Guide Pratique pour vivre un excellent Goodwood Revival

Dans moins de 6 semaines les vacances et la trêve estivale seront loin derrière nous, la rentrée des classes sera faite avec la longue liste de courses pour de grands cahiers petits carreaux à spirale moyenne introuvables, mais surtout le week-end du 9 au 11 Septembre sera chargé en événements automobiles. Il y aura bien sûr le Concours d’Elégance de Chantilly par Peter Auto près de notre chère capitale, et en même temps de l’autre côté de la Manche, à une poignée d’heure de route et nage le Goodwood Revival ! Difficile de faire un choix, je vous l’accorde, mais pour moi ce week-end sera définitivement britannique : impossible de ne pas résister à l’incroyable voyage dans le temps que propose le Goodwood Road and Racing Club tous les ans depuis 1998.

Y étant allé à quelques reprises ces dernières années, les sollicitations de la part des copains souhaitant s’y rendre ne sont pas rares. Benjamin a ainsi eu la bonne idée de me demander de rédiger ces quelques lignes pour partager les bons tuyaux et ainsi optimiser au mieux votre expérience Revival. Si pour cette 20ème édition c’est peut-être un peu tard, il est temps de penser dès maintenant à celle de 2018 ! En tout cas, si il faut encore vous convaincre, voici les différents reportages réalisés au fil des ans.

Combien de temps rester sur place ?

La réponse est simple, aussi longtemps que possible, c’est-à-dire les 3 jours que durent l’événement, idéalement en arrivant dans le région le jeudi soir, pour en repartir le dimanche soir ou mieux le lundi matin. C’est grand, c’est beau, c’est magique, faites durer l’expérience aussi longtemps que possible sous peine de rester sur votre faim.

Les précieux sésames !

Chaque année le Goodwood Revival se déroule à guichets fermés, car pour ne pas gâcher la fête avec une fréquentation trop importante, Lord March préfère limiter le nombre de spectateurs journaliers tout en augmentant, peu à peu, le nombre de places en tribunes. Aussi, si vous êtes certains d’y aller, ne manquez pas les premiers jours d’ouverture de la billetterie, généralement début Novembre. Il est d’ailleurs possible de s’inscrire sur le site du GRRC pour recevoir une alerte par email à l’ouverture, et les billets mettant quelques semaines à arriver cela permet de faire un joli paquet sous le sapin de Noël.

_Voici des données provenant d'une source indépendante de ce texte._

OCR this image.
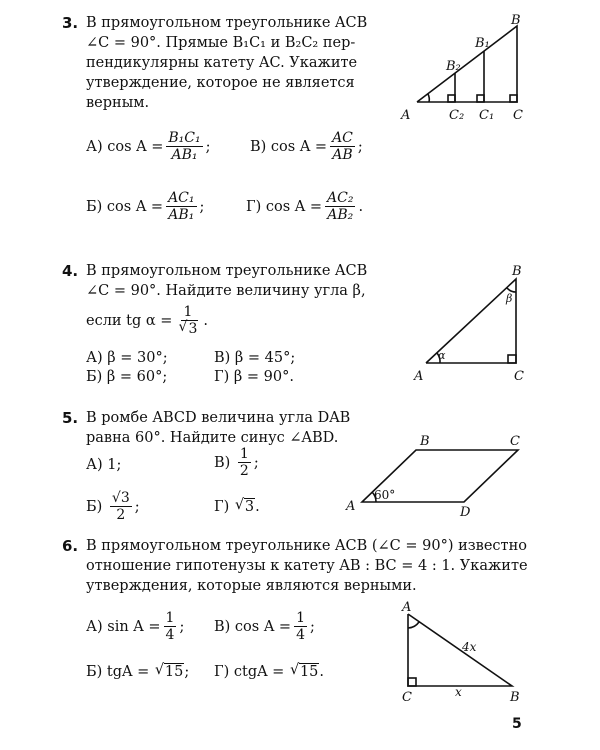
3. В прямоугольном треугольнике ACB
∠C = 90°. Прямые B₁C₁ и B₂C₂ пер-
пендикулярны катету AC. Укажите
утверждение, которое не является
верным.
А)
$\cos A = \frac{\text{B₁C₁}}{\text{AB₁}}$ ;	В)
$\cos A = \frac{AC}{AB}$ ;
Б)
$\cos A = \frac{\text{AC₁}}{\text{AB₁}}$ ;	Г)
$\cos A = \frac{\text{AC₂}}{\text{AB₂}}$ .
A
B
C
B₁
B₂
C₁
C₂
4. В прямоугольном треугольнике ACB
∠C = 90°. Найдите величину угла β,
если tg α = 1
√ 3 .
А)
β = 30°;	В)
β = 45°;
Б)
β = 60°;	Г)
β = 90°.	A
B
C
α
β
5. В ромбе ABCD величина угла DAB
равна 60°. Найдите синус ∠ABD.
А)
1;	В)
$\frac{1}{2}$ ;
Б)
$\frac{√3}{2}$ ;	Г)
	√ 3 .	A
B	C
D
60°
6. В прямоугольном треугольнике ACB (∠C = 90°) известно
отношение гипотенузы к катету AB : BC = 4 : 1. Укажите
утверждения, которые являются верными.
А)
$\sin A = \frac{1}{4}$ ; В)
$\cos A = \frac{1}{4}$ ;
Б)
tgA =
	√ 15 ; Г)
ctgA =
	√ 15 .
A
B
C
4x
x
5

Si vous avez déjà regardé la billetterie en ligne, le choix est vaste avec toutes sortes de package, combo et autres à des tarifs très divers. L’idéal, à mes yeux, est de prendre un accès « general admission » pour les trois jours et d’y ajouter une place en tribune (Grandstand) pour le samedi. On reviendra plus tard sur une suggestion d’emploi du temps, mais la multitude de choses à voir combinée aux tarifs élevés pour les tribunes peuvent justifier ce choix. Pour les tribunes, un des meilleurs spots est sans conteste celles situées dans le virage de Woodcote et juste avant la Chicane, ce sont logiquement les plus prisées, ne traînez donc pas.


Où dormir ?

Un autre point sur lequel il ne faut pas traîner et essayer d’anticiper dès les dates connues (et votre décision d’y aller) : trouver un logement ! La région du Sussex est sublime, verdoyante et campagnarde. C’est agréable quand on s’y promène, un peu moins lorsque l’on chercher un lit pour le week-end d’un événement regroupant plus de 150.000 personnes…

Tout est bon pour trouver : Bed&Breakfast, Hotel, Pub ou Airbnb pour ceux qui veulent un vrai lit. En commençant à chercher vous verrez qu’à proximité de Goodwood tout est complet d’année en année pour les dates clés (Members Meeting, FOS et Revival), il ne faut pas hésiter à élargir la recherche soit après Chichester du coté de la côte sud, de Worthing à Portsmouth en passant par l’incontournable Bognor Regis, soit plus dans les terres en remontant vers le Nord. N’ayez pas peur d’être à 45 min du circuit pour dormir, les trajets le soir et le matin font partie de l’ambiance avec des voitures anciennes absolument partout, des pubs décorés avec des gens en tenue d’époque, le Revival contamine toute la région pour le plus grand plaisir de tous. Les anglais sont passionnés de voitures anciennes et le partagent très bien.

Pour les plus roots il y a bien sûr la possibilité de camper, soit sur le campsite officiel du circuit, à l’extérieur des parkings visiteurs avec bien évidement des sanitaires en nombre. L’ambiance semble ultra festive, un peu comme au milieu des anglais aux 24h du Mans, les voitures d’avant-guerre côtoient les supercars et camping-cars ultra modernes, mais un point non négligeable reste la météo.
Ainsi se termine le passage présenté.